Format: Given the ubiquity of digital text consumed on small screens, traditional running copy is becoming less desirable. Consider commissioning shorter articles – opinion pieces, talking heads and numbered lists. Break up chunks of prose with pull-outs and side panels. That way you can get the most from your writer, present a large amount of information in digestible ways, and ensure your content is suited to the different platforms it appears on.
Length: It’s vital to provide a word count, not least because most writers expect to charge by the word. For hard copy, work out the space you have to fill, and use dummy copy to give you an idea of how many words you’ll need. If you’re publishing online, think about the tolerance your readership will have for scrolling through a longer article, and whether you want it to fit in a single screen or frame. Ideally, ask for 15% more copy than you think you need so that there is scope to expand the article, or cut anything you think is irrelevant. It’s easier to cut than to fill, and you’ll get a sharper, more focus finished product.

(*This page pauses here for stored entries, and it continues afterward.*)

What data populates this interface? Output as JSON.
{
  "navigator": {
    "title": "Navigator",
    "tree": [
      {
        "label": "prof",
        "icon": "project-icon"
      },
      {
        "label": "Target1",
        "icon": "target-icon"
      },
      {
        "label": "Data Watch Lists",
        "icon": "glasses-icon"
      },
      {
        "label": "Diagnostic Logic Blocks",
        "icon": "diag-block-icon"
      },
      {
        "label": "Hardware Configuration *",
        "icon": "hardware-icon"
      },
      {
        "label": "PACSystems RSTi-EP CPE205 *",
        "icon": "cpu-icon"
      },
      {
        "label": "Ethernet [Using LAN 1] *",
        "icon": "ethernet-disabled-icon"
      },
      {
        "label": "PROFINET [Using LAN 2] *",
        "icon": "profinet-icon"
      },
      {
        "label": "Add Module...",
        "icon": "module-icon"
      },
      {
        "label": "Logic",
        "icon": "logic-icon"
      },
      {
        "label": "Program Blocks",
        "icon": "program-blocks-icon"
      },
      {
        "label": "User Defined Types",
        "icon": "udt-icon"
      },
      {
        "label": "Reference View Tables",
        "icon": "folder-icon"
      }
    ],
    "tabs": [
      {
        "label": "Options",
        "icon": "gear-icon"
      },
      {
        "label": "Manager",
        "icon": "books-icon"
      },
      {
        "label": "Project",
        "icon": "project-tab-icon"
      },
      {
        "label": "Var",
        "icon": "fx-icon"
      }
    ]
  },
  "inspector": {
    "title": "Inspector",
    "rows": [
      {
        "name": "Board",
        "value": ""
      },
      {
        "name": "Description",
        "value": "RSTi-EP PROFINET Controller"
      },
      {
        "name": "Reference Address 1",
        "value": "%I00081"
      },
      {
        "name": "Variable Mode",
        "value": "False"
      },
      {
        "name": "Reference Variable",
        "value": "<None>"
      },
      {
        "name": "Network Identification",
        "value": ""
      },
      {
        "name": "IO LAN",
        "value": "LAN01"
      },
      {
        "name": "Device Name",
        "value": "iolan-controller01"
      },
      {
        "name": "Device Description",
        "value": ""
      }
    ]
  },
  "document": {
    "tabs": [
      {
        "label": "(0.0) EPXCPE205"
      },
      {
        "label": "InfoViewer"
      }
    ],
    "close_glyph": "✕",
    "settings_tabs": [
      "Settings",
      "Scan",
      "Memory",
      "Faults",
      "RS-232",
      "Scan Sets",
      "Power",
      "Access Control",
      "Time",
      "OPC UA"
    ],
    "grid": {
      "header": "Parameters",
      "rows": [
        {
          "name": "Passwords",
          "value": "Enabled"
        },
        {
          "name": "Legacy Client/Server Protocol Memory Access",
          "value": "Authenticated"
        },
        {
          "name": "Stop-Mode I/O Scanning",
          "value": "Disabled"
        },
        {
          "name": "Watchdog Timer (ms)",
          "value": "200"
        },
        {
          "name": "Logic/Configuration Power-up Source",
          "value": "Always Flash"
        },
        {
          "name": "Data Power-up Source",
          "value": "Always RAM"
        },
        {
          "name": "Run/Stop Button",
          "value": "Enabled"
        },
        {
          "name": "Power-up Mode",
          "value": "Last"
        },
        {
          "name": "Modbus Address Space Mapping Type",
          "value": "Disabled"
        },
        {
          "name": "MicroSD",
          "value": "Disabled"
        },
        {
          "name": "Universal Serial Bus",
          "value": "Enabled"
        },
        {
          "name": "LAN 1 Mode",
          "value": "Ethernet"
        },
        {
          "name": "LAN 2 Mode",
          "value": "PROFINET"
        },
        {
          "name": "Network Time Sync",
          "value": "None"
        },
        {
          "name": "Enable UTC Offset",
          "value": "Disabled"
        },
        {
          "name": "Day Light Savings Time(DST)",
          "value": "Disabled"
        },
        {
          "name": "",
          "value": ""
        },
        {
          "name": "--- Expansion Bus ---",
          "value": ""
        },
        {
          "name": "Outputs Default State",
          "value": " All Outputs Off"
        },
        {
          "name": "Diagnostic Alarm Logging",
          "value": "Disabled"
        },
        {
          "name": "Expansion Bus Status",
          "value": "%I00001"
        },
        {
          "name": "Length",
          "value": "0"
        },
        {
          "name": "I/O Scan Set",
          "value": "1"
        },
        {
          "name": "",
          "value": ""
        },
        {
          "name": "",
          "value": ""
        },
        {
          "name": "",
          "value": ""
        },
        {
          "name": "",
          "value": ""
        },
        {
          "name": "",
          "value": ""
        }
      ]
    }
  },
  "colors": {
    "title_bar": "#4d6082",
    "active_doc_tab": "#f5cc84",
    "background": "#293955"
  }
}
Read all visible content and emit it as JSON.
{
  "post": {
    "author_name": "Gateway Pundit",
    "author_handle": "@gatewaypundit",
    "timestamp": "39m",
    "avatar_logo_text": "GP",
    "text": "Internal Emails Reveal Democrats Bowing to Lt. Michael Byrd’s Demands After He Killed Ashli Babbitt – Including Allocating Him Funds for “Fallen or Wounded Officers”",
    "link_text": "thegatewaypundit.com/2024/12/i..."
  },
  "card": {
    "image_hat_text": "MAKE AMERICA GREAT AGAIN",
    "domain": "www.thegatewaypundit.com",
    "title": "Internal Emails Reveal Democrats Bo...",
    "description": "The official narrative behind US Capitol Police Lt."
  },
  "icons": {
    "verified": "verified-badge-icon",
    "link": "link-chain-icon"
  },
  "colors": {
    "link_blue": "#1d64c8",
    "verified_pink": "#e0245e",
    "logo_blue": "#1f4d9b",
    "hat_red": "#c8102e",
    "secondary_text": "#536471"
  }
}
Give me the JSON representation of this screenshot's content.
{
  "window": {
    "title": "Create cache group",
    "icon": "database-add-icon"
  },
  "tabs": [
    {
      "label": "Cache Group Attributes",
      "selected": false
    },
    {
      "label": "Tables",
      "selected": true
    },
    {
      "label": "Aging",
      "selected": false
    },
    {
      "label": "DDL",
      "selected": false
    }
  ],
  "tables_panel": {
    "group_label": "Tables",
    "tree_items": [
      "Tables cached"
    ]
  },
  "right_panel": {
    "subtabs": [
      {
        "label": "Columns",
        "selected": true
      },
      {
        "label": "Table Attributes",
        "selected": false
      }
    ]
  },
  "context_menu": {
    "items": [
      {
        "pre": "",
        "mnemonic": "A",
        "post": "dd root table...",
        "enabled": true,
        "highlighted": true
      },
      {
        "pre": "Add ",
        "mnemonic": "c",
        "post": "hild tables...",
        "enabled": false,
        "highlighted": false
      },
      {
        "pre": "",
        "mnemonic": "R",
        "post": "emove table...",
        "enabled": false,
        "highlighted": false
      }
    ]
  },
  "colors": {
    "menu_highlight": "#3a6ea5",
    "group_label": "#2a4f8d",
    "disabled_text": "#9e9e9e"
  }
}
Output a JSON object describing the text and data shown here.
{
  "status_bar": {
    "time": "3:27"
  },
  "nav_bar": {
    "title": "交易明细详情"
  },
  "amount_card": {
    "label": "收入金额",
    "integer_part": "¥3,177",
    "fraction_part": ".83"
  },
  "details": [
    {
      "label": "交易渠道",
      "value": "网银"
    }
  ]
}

Finally, be realistic about what you want the writer to cover, and in how much detail, and whether they will be able to cover it in the given word count.
The brief: Brief by name needn’t mean brief by nature. The point of it is to give the writer the best possible springboard into the story. It should include details of tone, word count, audience and format. Let them know what the article is intended to achieve – working headlines can be useful for this, as is presenting the yes/no sides of a debate. If you have a list of contacts or interviewees you would like the writer to speak to, list them in the brief – and state whether you would like them to find additional contacts of their own. Include the results of any research you want quoted, such as statistics from white papers or company research, and make sure the writer can access the originals. If you are asking the writer to cover a lot of ground, then explicitly state how many words you would like them to devote to different sections of the article. This is particularly important for break-out boxes and additional information, to ensure a good balance and flow to the content.
Ultimately, the quality of the article depends on the quality of the brief. Don’t assume the writer is a mind-reader, and will know exactly what you want without being told. Avoid providing briefs that are open to interpretation. Equally, if there’s scope for them to put their own spin in it, tell them. If the requirements of the article should change after it’s been commissioned, let the writer know as soon as possible. Chances are they won’t have started writing, and will be able to use the research they’ve already done to fit the new brief. If it changes after they file the copy, don’t expect them to rewrite the whole thing for free – but they should be willing to make a few tweaks.